The Films of Nazlı Dinçel [In-Person Only]
$13 General Admission
⚠️ Public safety notice ⚠️
NWFF patrons will be required to wear masks that cover both nose and mouth while in the building. Disposable masks are available at the door for those who need them. To be admitted, patrons ages 5+ will also be required to present either proof of COVID-19 vaccination OR a negative result from a COVID-19 test administered within the last 48 hours.

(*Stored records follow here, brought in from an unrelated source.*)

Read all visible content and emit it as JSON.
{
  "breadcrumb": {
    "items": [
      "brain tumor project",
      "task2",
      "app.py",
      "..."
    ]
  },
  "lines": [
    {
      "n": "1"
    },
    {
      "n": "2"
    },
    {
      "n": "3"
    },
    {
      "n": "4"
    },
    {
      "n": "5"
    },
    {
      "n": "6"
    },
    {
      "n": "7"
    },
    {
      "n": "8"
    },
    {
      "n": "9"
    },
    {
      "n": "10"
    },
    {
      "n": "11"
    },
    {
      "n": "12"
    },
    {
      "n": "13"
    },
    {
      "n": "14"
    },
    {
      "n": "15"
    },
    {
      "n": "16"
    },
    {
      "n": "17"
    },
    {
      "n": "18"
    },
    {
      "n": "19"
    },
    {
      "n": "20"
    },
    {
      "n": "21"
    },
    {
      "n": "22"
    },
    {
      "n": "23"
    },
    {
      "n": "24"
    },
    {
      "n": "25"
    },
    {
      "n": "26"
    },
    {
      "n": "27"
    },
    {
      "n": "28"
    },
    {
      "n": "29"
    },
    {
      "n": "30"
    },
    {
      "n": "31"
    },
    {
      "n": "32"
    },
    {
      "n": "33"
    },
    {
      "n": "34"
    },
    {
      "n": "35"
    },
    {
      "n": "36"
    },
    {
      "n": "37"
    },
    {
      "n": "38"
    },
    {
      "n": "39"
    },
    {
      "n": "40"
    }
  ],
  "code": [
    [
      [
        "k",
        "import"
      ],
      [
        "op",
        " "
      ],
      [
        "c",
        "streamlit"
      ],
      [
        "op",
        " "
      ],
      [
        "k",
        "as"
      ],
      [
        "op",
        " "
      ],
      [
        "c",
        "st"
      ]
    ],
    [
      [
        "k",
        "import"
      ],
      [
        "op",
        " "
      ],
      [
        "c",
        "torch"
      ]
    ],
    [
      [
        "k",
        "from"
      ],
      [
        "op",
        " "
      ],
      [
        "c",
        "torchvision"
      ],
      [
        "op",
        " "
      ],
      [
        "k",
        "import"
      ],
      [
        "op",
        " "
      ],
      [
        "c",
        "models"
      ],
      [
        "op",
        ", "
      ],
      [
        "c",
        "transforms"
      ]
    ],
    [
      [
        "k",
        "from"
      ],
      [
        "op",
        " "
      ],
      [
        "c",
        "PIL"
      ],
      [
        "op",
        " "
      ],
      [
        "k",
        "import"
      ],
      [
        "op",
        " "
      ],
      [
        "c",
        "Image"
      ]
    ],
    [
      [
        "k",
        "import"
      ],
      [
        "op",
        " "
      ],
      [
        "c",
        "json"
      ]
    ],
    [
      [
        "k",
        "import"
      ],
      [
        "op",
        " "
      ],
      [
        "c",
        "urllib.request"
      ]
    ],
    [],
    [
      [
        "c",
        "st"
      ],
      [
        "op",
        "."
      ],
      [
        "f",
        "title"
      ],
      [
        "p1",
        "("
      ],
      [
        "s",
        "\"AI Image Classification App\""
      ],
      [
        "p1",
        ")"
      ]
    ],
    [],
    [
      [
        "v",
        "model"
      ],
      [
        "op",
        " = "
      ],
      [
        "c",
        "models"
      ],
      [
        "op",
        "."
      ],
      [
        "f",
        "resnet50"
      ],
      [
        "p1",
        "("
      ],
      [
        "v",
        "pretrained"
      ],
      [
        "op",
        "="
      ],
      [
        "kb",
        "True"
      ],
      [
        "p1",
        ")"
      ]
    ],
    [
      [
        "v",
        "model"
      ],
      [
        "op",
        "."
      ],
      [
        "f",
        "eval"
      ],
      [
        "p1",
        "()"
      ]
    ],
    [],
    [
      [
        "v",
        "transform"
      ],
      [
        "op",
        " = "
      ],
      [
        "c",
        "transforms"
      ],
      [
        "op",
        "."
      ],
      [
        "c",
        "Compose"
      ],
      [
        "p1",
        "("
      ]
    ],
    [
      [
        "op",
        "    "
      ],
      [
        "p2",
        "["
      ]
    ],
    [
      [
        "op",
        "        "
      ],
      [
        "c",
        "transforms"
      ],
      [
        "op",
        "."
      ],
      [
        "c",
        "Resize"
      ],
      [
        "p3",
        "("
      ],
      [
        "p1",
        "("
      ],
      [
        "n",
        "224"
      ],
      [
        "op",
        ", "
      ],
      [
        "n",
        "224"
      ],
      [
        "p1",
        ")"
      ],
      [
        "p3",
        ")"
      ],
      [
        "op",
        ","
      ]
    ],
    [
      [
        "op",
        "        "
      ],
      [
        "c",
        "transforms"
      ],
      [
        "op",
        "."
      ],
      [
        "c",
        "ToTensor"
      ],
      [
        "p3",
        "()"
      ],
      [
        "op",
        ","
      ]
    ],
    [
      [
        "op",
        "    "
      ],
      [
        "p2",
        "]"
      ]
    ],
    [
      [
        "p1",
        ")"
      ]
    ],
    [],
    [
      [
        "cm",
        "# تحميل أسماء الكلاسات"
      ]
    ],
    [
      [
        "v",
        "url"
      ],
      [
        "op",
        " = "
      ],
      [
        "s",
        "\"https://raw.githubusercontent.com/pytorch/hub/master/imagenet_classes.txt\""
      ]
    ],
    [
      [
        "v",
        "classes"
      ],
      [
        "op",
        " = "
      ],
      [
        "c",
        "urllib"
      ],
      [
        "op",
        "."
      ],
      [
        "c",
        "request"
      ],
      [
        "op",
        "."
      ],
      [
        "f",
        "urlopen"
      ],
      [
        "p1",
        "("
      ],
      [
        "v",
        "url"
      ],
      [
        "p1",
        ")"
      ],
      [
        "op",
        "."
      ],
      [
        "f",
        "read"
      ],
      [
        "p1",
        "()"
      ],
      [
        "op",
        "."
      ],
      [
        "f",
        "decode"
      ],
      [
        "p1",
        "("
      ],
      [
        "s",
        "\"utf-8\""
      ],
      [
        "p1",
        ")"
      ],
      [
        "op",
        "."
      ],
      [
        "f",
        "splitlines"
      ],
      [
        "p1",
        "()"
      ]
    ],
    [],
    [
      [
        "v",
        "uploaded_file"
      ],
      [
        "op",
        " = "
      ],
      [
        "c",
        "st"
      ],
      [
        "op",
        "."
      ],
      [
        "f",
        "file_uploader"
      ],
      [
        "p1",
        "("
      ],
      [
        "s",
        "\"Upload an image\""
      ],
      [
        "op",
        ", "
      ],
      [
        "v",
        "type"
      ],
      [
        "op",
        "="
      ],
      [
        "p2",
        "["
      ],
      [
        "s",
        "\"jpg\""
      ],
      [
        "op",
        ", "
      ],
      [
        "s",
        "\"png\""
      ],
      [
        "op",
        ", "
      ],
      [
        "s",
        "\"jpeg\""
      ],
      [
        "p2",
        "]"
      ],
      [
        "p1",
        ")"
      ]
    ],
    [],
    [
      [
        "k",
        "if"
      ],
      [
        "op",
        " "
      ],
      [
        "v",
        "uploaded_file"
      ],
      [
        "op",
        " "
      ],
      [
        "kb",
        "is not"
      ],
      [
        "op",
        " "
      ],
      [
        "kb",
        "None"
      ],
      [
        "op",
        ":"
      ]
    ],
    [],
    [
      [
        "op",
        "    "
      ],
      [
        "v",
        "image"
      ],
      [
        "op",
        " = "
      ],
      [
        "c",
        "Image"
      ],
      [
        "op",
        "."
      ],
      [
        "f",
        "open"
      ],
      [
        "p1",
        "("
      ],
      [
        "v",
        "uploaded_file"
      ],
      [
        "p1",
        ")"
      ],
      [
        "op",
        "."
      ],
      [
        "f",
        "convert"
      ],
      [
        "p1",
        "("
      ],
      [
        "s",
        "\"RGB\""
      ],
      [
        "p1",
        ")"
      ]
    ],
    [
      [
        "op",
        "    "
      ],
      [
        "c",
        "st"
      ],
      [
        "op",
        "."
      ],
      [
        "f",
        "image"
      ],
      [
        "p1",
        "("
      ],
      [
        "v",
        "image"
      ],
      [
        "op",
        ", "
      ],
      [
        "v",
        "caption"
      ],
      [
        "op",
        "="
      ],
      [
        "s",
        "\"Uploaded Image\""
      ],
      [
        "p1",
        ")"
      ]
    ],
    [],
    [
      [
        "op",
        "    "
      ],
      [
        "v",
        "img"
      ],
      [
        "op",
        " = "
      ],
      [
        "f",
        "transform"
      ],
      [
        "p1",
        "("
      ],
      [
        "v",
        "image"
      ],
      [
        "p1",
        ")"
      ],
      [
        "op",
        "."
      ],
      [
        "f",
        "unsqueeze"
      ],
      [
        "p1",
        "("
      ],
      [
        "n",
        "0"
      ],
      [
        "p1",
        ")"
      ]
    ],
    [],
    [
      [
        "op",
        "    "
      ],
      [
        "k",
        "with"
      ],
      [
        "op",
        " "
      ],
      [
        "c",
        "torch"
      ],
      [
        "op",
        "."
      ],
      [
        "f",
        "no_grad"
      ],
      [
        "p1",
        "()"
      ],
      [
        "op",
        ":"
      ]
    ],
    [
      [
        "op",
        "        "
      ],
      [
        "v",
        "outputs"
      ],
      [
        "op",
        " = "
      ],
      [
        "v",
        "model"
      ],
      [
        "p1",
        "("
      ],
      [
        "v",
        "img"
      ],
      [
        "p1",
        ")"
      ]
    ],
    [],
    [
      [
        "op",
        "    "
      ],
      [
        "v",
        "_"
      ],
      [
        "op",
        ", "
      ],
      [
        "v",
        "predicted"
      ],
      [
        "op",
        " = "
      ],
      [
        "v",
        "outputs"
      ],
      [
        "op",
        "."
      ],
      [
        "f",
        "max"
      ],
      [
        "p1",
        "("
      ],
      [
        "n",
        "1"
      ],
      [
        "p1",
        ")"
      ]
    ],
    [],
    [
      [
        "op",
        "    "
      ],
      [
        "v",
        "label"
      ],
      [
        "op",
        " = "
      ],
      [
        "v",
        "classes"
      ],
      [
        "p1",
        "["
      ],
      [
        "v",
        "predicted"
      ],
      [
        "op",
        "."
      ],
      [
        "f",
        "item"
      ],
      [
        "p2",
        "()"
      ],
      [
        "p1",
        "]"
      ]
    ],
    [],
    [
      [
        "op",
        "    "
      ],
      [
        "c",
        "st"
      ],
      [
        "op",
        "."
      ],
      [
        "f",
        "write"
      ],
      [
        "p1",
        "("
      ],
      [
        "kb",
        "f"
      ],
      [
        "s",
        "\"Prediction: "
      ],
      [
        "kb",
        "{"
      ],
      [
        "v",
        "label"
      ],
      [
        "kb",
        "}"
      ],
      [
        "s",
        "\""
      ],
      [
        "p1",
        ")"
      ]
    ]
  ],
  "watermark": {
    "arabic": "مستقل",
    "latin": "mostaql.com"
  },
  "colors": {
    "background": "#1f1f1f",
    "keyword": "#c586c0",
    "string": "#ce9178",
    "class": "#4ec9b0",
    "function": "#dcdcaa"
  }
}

NWFF is adapting to evolving recommendations to protect the public from COVID-19. Read more about their policies regarding cleaning, masks, and capacity limitations here.
** 16mm screening! **
Nazlı Dinçel’s handmade films reflect on experiences of physical and cultural disruption, from intimate states of arousal to Dinçel’s own immigration from Turkey to the United States. By scratching, sewing, letter-punching, and hand-developing, they draw comparisons between the sensuous physicality of film and the body. Dinçel will present a selection of works, including Between Relating and Use (2018), Shape of a Surface (2017), Solitary Acts (4, 5, 6) (2015), and Instructions on How to Make a Film (2018), along with the rarely screened video Untitled (2016), and discuss their practice.
Presented in English, with live captions.
About the artist:
Born in Ankara, Turkey, artist and filmmaker Nazlı Dinçel currently resides in Milwaukee. While they are known for their films, they work across a number of mediums, drawing inspiration from Turkish weaving and rug-making. Their work has been exhibited internationally, including at the Museum of Modern Art in New York, Walker Art Center in Minneapolis, International Film Festival Rotterdam, Hong Kong International Film Festival, and Buenos Aires International Film Festival, among many others. In addition to their art practice, Dinçel is building an artist-run film laboratory, part of a global network of collectives dedicated to exploring the possibilities of analog filmmaking.
This program is presented by Interbay Cinema Society
Founded by filmmakers Jon Behrens and Caryn Cline, ICS’s mission is to provide material support for filmmakers working experimentally with celluloid film. The organization supports emerging and established filmmakers through Lightpress digitization grants and the Engauge Experimental Film Festival (hosted at Northwest Film Forum), and encourages new filmmakers through the ICS Educational Initiative. Their ultimate goal is to foster more work on celluloid and to help offset the enormous costs of making film work available in high quality digital formats.